Nucleos(t)ide analogues for preventing HBV reactivation in immunosuppressed patients with hematological malignancies: a network meta-analysis.

作者信息

Zhang Min-Yue, Zhu Gui-Qi, Zheng Ji-Na, Cheng Zhang, Van Poucke Sven, Shi Ke-Qing, Huang Hong-Hui, Chen Fang-Yuan, Zheng Ming-Hua

机构信息

a Division of Hematology , Renji Hospital, School of Medicine, Shanghai Jiaotong University , Shanghai , China.

b Department of Hepatology , Liver Research Center, the First Affiliated Hospital of Wenzhou Medical University , Wenzhou , China.

出版信息

Expert Rev Anti Infect Ther. 2017 May;15(5):503-513. doi: 10.1080/14787210.2017.1309291. Epub 2017 Mar 29.

Abstract

BACKGROUND

We aimed to evaluate the efficacy of five oral nucleos(t)ide analogues (NAs), including lamivudine, entecavir, adefovir, telbivudine and tenofovir, for the prevention of hepatitis B virus (HBV) reactivation and HBV-related complications in chronic hepatitis B virus (CHB) infected patients with hematological malignancies receiving chemotherapy or hematopoietic stem cell transplantation (HSCT) by network meta-analysis.

METHODS

The search identified 28 articles involving 5 different prophylactic regimens covering 1478 participants.

RESULTS

Among five prophylactic regimes, tenofovir (predicted probability, 90%), was the most effective intervention followed by entecavir (88%) in preventing HBV reactivation.
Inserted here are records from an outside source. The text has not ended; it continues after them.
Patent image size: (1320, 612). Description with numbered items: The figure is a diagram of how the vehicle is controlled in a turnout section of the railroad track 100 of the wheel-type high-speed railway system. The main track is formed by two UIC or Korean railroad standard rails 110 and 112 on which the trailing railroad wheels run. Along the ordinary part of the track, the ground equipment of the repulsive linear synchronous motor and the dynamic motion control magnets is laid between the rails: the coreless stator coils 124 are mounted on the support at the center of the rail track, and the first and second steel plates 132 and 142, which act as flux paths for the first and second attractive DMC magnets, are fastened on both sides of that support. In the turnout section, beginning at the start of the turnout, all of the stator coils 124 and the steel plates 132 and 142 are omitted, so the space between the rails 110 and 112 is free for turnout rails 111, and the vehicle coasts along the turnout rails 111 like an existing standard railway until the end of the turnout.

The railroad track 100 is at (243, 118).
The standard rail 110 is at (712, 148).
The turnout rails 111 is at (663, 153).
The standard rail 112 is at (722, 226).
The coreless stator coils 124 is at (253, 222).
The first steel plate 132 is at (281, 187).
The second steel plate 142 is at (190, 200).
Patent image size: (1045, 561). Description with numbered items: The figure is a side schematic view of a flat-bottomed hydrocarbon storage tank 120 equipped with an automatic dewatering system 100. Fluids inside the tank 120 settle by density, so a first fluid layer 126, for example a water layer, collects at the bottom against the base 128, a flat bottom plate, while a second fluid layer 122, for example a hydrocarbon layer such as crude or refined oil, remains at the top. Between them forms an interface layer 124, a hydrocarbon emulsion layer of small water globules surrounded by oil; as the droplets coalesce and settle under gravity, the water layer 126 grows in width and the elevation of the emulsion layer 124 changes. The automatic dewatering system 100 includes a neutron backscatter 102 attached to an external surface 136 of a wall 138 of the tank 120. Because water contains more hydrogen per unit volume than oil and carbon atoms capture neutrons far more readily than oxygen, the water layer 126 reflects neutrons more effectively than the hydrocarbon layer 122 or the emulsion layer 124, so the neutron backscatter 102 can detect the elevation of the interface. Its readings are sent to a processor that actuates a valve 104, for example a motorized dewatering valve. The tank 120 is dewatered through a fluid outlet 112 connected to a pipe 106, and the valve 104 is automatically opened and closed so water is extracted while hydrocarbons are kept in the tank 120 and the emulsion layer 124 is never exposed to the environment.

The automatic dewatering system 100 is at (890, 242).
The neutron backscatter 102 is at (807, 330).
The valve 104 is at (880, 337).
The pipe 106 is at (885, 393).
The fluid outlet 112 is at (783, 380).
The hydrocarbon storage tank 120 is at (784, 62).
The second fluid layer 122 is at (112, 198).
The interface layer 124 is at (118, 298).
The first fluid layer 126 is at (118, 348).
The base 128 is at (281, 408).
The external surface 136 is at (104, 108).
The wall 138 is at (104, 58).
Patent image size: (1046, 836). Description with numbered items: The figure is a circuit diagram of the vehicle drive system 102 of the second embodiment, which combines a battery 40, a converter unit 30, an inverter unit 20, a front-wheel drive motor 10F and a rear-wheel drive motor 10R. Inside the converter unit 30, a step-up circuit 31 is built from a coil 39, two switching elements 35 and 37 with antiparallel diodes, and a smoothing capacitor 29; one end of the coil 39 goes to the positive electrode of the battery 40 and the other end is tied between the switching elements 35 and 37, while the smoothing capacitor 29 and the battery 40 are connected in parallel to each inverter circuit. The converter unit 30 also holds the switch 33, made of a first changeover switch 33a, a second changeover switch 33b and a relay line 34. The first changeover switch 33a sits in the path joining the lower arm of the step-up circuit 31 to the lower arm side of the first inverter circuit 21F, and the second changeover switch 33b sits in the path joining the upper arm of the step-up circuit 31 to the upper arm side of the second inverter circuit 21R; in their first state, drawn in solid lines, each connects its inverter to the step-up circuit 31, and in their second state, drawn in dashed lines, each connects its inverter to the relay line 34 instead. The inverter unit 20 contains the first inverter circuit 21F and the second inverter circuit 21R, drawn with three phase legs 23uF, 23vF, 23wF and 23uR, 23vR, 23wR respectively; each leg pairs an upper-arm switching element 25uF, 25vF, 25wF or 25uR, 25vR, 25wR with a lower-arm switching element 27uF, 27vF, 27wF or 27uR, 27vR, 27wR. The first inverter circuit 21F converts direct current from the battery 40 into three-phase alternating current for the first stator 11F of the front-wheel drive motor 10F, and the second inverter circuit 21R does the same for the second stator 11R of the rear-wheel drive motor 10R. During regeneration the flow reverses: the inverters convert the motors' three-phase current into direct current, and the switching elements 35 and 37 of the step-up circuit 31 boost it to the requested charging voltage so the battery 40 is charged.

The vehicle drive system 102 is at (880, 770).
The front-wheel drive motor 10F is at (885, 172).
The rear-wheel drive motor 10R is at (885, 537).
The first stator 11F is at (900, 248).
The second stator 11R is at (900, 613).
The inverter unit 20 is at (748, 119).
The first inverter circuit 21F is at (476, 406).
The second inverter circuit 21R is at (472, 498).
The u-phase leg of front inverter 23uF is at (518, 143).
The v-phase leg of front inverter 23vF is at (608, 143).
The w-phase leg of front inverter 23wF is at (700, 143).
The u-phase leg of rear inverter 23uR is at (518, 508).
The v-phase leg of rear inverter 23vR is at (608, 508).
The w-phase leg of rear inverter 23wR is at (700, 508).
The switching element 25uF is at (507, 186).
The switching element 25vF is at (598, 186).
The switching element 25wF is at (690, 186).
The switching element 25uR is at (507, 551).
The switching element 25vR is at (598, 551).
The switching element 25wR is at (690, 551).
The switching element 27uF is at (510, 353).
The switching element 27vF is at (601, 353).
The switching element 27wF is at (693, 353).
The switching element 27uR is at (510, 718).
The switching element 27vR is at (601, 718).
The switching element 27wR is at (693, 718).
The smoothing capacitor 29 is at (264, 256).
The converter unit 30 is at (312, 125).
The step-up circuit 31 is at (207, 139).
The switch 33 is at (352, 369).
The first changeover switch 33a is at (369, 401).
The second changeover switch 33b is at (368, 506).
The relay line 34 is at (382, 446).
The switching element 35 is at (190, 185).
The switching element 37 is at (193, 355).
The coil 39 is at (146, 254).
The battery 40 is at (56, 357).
There was no significant difference between tenofovir and entecavir for preventing HBV reactivation. With regards to other outcomes, tenofovir and telbivudine was not included to evaluate due to lack of relevant studies. Entecavir was the most effective intervention in reducing the risk of HBV related hepatitis (100%), HBV related death (61%) and all other causes of hepatitis (98%).

CONCLUSION

Tenofovir and entecavir might be the most potent regimes in prevention of HBV reactivation for CHB infected patients with hematological malignancies undergoing chemotherapy or HSCT.

摘要

背景

我们旨在通过网络荟萃分析评估五种口服核苷(酸)类似物(NAs),包括拉米夫定、恩替卡韦、阿德福韦、替比夫定和替诺福韦,在接受化疗或造血干细胞移植(HSCT)的慢性乙型肝炎病毒(CHB)感染血液系统恶性肿瘤患者中预防乙型肝炎病毒(HBV)再激活及HBV相关并发症的疗效。

方法

检索确定了28篇文章,涉及5种不同的预防方案,涵盖1478名参与者。

结果

在五种预防方案中,替诺福韦(预测概率为90%)是预防HBV再激活最有效的干预措施,其次是恩替卡韦(88%)。替诺福韦和恩替卡韦在预防HBV再激活方面无显著差异。关于其他结局,由于缺乏相关研究,未纳入替诺福韦和替比夫定进行评估。恩替卡韦是降低HBV相关肝炎风险(100%)、HBV相关死亡风险(61%)及所有其他肝炎病因风险(98%)最有效的干预措施。

结论

对于接受化疗或HSCT的CHB感染血液系统恶性肿瘤患者,替诺福韦和恩替卡韦可能是预防HBV再激活最有效的方案。